Currently, no medications have been approved by regulatory agencies for the treatment of BPD. Nevertheless, up to 96% of patients with BPD who seek treatment receive at least one psychotropic medication [20] and polypharmacy for BPD is common [21, 22]. Almost 19% of patients with BPD report four or more psychotropic medications [23]. Recommendations of clinical practice guidelines regarding pharmacotherapy vary. The National Institute for Health and Clinical Excellence (NICE) in the United Kingdom [24] and the Australian National Health and Medical Research Council [25] recommend avoiding pharmacotherapies as first-line treatments except in acute crisis. Other professional societies or consensus statements view pharmacotherapies as adjunctive treatments, mainly to target symptoms of BPD, such as anger, aggression, and impulsiveness, or symptoms and comorbidities that are commonly associated with BPD, such as anxiety or depression [26–28]. Table ​Table11summarizes commonly used medication classes used to treat common symptoms associated with BPD.

Do antipsychotics reduce borderline personality disorder?

Second-generation antipsychotics, anticonvulsants, and antidepressants were not able to consistently reduce the severity of borderline personality disorder.

What is borderline personality disorder?

Borderline personality disorder (BPD) is a serious mental health disorder that usually has an onset in early adulthood . Individuals who have borderline personality disorder have difficulty managing their emotions and behaviors, leading to significant impairment in their daily functioning. Those with this condition also struggle to maintain healthy relationships. As is the case with most mental health disorders, there is no known cause, but experts believe that a combination of genetics, environment, and other variables serve as risk factors. Fortunately, borderline personality disorder seems to get better with age and is very responsive to treatment.

How is BPD treated?

BPD is mainly treated with psychotherapy, behavior therapies, and medication when necessary. Residential psychiatric treatment is most effective when it includes: Many who suffer from BPD struggle to cope with the responsibilities, routines, and stressors of normal daily life.

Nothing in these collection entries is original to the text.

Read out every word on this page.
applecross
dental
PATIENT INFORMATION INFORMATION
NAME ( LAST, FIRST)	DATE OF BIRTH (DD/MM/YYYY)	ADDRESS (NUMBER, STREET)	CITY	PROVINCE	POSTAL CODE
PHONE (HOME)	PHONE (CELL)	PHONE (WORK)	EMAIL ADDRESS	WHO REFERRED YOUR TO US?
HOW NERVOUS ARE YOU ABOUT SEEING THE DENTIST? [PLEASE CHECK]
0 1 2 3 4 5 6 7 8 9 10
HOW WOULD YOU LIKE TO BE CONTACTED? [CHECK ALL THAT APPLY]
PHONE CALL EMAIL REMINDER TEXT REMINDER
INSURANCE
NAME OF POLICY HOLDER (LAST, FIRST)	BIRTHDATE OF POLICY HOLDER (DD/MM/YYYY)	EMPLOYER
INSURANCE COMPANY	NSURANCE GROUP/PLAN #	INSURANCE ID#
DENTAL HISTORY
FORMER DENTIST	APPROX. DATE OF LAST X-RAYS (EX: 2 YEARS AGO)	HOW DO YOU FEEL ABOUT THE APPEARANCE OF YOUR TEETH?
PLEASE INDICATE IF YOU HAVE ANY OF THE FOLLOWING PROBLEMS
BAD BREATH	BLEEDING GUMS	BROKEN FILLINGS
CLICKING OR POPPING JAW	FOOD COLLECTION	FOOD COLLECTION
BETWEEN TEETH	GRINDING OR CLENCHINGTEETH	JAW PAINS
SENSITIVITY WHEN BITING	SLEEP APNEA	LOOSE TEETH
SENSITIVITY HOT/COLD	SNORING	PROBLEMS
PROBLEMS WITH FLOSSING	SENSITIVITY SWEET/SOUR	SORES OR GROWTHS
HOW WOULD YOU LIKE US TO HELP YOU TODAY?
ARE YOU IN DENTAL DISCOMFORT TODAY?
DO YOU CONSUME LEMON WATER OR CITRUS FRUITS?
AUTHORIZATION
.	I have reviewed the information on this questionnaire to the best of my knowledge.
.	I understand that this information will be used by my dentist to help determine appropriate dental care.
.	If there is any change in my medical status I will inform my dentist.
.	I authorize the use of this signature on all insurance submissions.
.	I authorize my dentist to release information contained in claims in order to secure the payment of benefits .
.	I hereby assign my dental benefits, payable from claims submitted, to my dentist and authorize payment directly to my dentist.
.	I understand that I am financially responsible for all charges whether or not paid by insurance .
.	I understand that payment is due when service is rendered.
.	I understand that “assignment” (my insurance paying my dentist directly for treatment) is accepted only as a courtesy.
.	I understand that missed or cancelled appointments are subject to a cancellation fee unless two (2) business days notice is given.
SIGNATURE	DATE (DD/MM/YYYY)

How to contact Rose Hill Center for Borderline Personality Disorder?

To learn more about borderline personality disorder treatment, contact Rose Hill Center by calling 866.367.0220.

How does BPD affect you?

People suffering from BPD are generally described as being overly sensitive. Minor events can cause explosive reactions , and once triggered, it takes a long time to calm down. You might say hurtful things or engage in risky and inappropriate behaviors. Once calm, you often feel guilty or ashamed, but these feelings do not prevent future episodes. It is a painful and confusing cycle for everyone, including friends and family.

What are the symptoms of BPD?

While everyone is different, anyone exhibiting five or more of the following symptoms for an extended period, starting in late adolescence, should seek mental health services from a medical or clinical professional to see if a diagnosis of BPD is warranted: Chronic feeling of emptiness. Intense fear of abandonment.

Does borderline personality disorder get better with age?

As is the case with most mental health disorders, there is no known cause, but experts believe that a combination of genetics, environment, and other variables serve as risk factors. Fortunately, borderline personality disorder seems to get better with age and is very responsive to treatment.

Is BPD a disorder?

Untreated borderline personality disorder makes it very difficult to live a productive life and often has serious repercussions for employment, financial stability, and relationships. BPD is rarely diagnosed on its own.